Before booking your flight, call the airline. Communicating with them is essential. Ask if the specific plane used for the flight you have chosen can take live animals such as the one you plan to bring with you.

“It is important that you call the airline in advance to ask if they allow pets, and to find out which flights have ventilation in the cargo area before booking your ticket,” said Suarez.

But even this isn’t always foolproof, Suarez said. “It can be stressful. PAL can suddenly change aircraft to one without ventilation, so the pet will be left behind and they would need to fly on the next possible flight, which could be in the next day or two.”

Cebu Pacific asks passengers who intend to bring their pets to contact their cargo services team to make arrangements. Cebu Pacific transports dogs, cats, turtles and some marine animals.

Charges apply, of course. For PAL flights, pets are automatically considered extra baggage. You can be charged up to 300 percent of the applicable excess baggage rate, depending on the flight and the size and weight of your pet and the container.

For domestic flights, you will pay from P1,000 to P10,000 depending on the weight of your pet with the container.

Your pet will need to be in a crate for travel. If your dog is traveling with you in the cabin, the carrier must fit under the seat in front of you and your dog has to stay in it for the duration of the flight.


Pets traveling in cargo need to be in airline-approved sturdy hard shell or wire crates. Make sure the crate is big enough for your pet to sit in, stand up in and to turn around in.

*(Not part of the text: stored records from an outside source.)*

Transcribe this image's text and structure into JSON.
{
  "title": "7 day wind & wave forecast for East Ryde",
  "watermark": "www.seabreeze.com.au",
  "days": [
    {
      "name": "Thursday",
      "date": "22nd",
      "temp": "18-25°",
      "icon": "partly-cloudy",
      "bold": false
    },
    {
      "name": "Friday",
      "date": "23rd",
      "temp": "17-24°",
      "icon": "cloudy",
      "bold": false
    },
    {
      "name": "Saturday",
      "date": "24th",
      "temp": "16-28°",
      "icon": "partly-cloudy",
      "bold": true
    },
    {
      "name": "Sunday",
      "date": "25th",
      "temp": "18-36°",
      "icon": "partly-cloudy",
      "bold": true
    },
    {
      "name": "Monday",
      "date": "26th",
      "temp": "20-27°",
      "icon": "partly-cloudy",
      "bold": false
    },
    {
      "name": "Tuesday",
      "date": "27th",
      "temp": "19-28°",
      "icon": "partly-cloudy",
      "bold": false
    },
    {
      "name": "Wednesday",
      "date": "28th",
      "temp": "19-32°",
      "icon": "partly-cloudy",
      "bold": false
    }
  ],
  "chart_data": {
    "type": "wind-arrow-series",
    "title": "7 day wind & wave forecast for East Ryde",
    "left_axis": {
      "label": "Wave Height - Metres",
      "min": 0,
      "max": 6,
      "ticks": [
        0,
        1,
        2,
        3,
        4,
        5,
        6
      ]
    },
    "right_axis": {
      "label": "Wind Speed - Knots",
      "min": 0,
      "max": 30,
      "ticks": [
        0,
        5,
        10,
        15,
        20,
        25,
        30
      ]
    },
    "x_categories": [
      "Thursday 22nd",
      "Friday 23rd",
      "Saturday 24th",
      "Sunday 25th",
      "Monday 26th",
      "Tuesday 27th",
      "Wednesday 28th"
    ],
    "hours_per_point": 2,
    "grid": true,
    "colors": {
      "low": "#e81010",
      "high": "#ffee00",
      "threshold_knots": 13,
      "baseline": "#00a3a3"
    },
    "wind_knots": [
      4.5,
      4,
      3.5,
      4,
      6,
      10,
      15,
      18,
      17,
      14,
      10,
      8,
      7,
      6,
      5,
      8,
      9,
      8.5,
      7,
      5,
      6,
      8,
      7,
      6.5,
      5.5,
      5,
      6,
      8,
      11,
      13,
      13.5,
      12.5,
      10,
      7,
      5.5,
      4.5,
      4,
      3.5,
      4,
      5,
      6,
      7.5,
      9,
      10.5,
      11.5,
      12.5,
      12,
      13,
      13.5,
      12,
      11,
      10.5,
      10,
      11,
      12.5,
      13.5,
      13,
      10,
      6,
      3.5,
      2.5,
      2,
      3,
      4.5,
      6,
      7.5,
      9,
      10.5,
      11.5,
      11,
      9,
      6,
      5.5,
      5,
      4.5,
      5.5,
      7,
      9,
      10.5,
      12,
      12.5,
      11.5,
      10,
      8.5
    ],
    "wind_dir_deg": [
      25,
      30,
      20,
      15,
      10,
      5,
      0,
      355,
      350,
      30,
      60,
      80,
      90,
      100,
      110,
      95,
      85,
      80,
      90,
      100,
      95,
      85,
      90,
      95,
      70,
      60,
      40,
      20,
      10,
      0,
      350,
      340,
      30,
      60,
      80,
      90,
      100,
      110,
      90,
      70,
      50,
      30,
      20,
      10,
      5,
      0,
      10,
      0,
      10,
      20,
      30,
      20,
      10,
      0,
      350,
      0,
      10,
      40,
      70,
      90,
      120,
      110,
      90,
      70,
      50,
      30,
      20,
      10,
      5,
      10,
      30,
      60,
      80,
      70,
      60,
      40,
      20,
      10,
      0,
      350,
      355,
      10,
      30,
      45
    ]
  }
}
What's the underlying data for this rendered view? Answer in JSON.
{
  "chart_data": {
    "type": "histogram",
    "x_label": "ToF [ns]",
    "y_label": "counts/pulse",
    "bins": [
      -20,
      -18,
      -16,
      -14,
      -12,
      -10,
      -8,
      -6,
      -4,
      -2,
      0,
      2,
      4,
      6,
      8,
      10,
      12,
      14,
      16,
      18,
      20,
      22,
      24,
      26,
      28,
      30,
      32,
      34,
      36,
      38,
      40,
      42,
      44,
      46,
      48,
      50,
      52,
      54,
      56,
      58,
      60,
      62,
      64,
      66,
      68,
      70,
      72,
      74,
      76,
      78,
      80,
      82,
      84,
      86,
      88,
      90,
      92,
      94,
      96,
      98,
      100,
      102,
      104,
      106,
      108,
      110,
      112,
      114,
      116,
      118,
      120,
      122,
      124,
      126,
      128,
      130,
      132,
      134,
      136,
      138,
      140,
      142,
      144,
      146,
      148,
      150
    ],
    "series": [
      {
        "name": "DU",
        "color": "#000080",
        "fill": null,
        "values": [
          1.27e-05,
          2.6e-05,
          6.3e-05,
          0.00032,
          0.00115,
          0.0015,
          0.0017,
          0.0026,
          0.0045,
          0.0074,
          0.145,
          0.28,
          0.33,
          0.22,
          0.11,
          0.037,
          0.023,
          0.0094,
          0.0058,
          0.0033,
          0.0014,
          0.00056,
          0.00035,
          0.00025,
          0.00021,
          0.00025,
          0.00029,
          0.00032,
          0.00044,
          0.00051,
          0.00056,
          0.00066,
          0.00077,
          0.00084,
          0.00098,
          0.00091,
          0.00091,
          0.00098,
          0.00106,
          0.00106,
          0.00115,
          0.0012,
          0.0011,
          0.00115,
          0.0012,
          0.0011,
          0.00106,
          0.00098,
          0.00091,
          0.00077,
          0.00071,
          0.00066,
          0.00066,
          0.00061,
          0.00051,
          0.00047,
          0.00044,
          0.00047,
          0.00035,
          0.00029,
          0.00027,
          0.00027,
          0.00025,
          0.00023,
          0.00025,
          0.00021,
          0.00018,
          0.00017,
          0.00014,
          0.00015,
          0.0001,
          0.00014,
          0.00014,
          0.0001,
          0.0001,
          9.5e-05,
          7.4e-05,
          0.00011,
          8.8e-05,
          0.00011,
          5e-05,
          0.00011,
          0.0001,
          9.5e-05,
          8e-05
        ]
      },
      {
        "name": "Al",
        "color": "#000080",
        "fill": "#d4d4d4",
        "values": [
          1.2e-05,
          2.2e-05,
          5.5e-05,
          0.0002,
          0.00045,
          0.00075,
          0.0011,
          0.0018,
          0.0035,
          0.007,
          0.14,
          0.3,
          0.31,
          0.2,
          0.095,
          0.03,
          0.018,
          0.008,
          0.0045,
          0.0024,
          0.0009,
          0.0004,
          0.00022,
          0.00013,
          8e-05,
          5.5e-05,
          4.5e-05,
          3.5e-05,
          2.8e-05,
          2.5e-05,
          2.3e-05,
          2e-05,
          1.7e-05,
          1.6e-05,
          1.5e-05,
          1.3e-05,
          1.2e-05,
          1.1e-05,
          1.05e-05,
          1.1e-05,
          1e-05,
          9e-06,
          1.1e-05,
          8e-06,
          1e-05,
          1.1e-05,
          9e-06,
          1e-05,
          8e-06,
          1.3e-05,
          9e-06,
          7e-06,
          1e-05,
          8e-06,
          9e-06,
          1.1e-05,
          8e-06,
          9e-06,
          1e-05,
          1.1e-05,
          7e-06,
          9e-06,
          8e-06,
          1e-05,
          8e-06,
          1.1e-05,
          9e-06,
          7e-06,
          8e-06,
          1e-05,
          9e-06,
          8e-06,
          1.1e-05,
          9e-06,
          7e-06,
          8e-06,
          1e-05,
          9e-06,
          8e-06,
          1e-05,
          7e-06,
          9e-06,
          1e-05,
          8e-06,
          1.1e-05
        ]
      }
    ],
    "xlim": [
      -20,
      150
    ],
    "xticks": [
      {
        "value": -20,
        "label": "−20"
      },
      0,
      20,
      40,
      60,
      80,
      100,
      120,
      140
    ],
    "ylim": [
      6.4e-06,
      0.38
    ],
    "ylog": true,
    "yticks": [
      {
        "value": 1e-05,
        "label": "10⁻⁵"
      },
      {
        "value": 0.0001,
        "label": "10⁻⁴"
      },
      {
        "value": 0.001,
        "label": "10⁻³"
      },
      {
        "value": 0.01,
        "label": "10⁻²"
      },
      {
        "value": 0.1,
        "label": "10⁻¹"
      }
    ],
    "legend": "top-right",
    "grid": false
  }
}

Make sure your pet is comfortable staying in his or her crate for long periods by crate training him or her before your trip.

Label the crate properly. Include your dog’s name, your name, your address, and your contact number. Don’t leave your pet’s leash in the crate as it might cause injury.

To avoid accidents in the crate, stop feeding your pet at least four hours before the flight and let your dog go potty right before he or she goes into the crate. Make sure your pet has access to clean water for the duration of the flight.

If your pet is flying as cargo, arrive at least three hours before your flight to make sure you have ample time to make all necessary arrangements. Stress the importance of your pet being transported on the same flight you are boarding.

Before saying goodbye to your pet, find out where you should claim him or her at your destination. It could be the baggage claim area at the airport but it might also be a cargo terminal. “It can take a long time before they are released,” said Suarez.

As an export officer, Catherine Albino has been responsible for the safe transport of thousands of birds on various airlines for the past 15 years. We asked her for pro secrets behind making sure animals thrive and survive while traveling in cargo.

“You must ensure that you have all permits and health documents required by your destination country,” Albino said.

“Make sure your pet is packed in an International Air Transport Association-approved transport container and that they have access to water and, in the case of birds, dry food. Also, make sure the plane’s cargo has ventilation. All these steps will ensure a safe and comfortable trip for the animals. You don’t want to stress them out.”

But if it were up to Suarez, her pets would always travel with her in the cabin. “There are too many risks in cargo,” she said.